Unmarried men sleep in a shared bed in the remote village of Siyani.
Siyani is typical of many Indian villages and may be an indicator of things to come as the country's male to female ratio declines: the village has some 350 unmarried men over the age of 35 - and hundreds more under 35 - because there aren't enough women to marry.
Indian village suffers for lack of women
Nearly two dozen men building a temple in this remote farming village lay down their tools at midday and walk through the dusty streets to a shed where they are joined by another group of men - and start eating a meal cooked by a man.
They live, eat and sleep together, sharing mattresses on the bare floor of an empty room the way a married couple usually would. All but a handful are unmarried - a living example of India's rapidly worsening gender imbalance.
Census data released earlier this year revealed there are 914 girls for every 1,000 boys born - a sharp fall since 2001 when the ratio was 933 girls for every 1000 boys.
"I have been looking to marry since I was 15," said Vinodbhai Mehtaliya, a 23-year-old Siyani farmer.

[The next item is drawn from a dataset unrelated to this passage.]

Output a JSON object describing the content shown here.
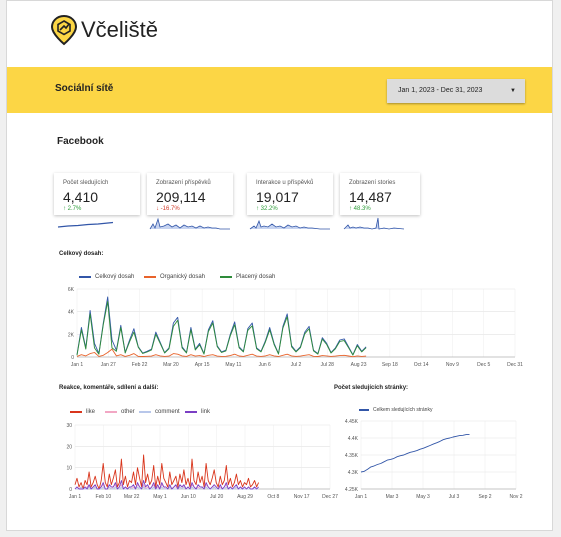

A decades-old Indian preference for male children, who are seen as breadwinners, has led to the skewed ratio, aided by cheap ultrasound tests that assist in sex-selective abortions and female infanticide.
Siyani, in the western state of Gujarat, shows the decline. Here, some 350 men over the age of 35 are simply unable to get married - out of a total population of roughly 8,000.

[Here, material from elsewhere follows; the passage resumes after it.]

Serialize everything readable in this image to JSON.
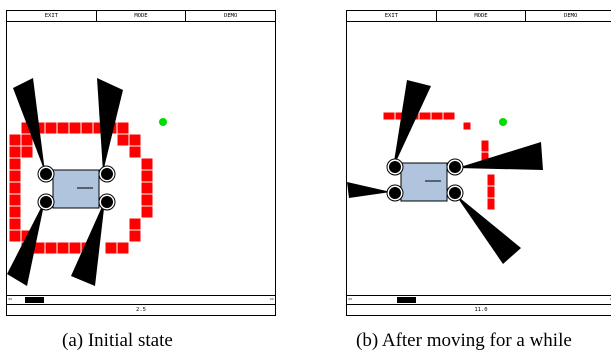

"I'm lucky I got married 20 years ago" said 42-year-old Laljibhai Makwana, who works as a diamond polisher in one of the village's small workshops. "If I was young here today I would never get married."
The absence of women is obvious in the village's bumpy, tiny lanes, where cows wander freely, especially in the evenings.
"There is little industrial development or infrastructure here, so people are poor and uneducated," said Prashant Dave, the 41-year-old owner of a small flour mill who said he was lucky to be married.
"There are too few women and they leave for better prospects."
Among the group of men living together, men perform all the tasks which are traditionally the domain of women: sweeping, cooking and cleaning.
The situation has also led to another reversal in custom, with some women and their parents asking for a lot of money from men to allow men to marry them, an inversion of the usual dowry system in which the woman's family has to pay the man's.
At sunset, as the day's work ends, groups of unmarried men gather around the village tea stalls and tobacco shops, lacking wives and families to go home to.
"I've given up looking," said Bharatbhai Khair, who is single at 45 and has been trying to marry for 25 years.
"The women want more money for marriage than I can afford."